Yes—and ironically, engagement was moving Cuba closer to that outcome than permanent confrontation ever did. Much like the gradual opening that helped destabilize and eventually transform the Soviet bloc, normalization with Cuba was encouraging internal social and economic changes that the old Fidelista structure struggled to control.
But there has long existed a powerful sector within U.S. politics that treats Cuba less as a foreign policy issue and more as a domestic ideological battlefield. For decades, parts of the Cuban exile political lobby have pushed Washington toward maximalist confrontation and pushed for military intervention.
Ironically, many Cold War presidents—including John F. Kennedy, Lyndon B. Johnson, Richard Nixon, Jimmy Carter, Ronald Reagan, and George H. W. Bush eventually recognized that direct military confrontation with Cuba was dangerous, counterproductive, or politically unsustainable- and not in the best interests of the United States.

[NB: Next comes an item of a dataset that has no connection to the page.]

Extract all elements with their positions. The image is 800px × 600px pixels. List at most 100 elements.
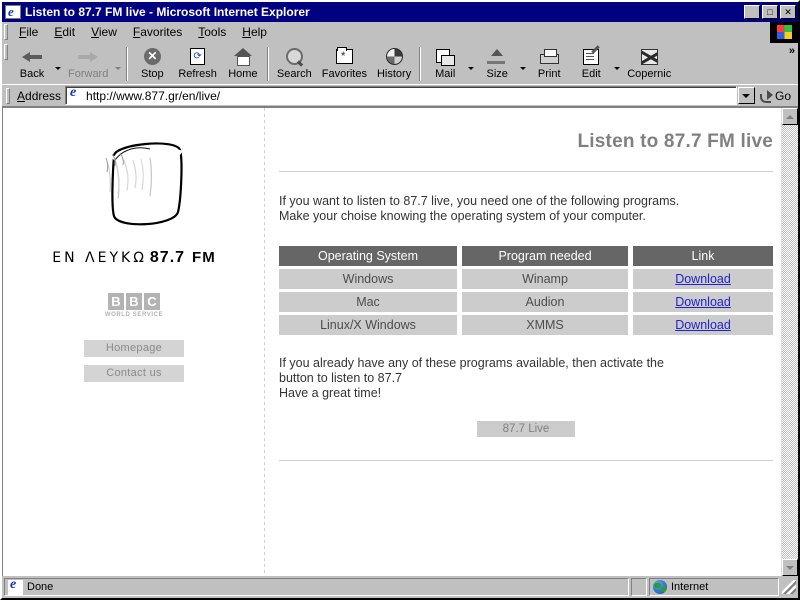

The tragedy is that Cuba became trapped for generations between two rigid systems: an authoritarian revolutionary state on one side and a Cold War mentality on the other—while ordinary Cubans paid the price.
And it is getting worse- as an adventurist and geopolitically irresponsible administration seeks to engage in yet another war of choice just because they think it will be an easy victory that will boost their poll numbers. And here they marched us to war again fueled by a combination of disdain for the sovereignty of militarily weaker counties and brown and black peoples- and hubris- which has been the trademark of US diplomacy to towards layin America and teh Caribbean.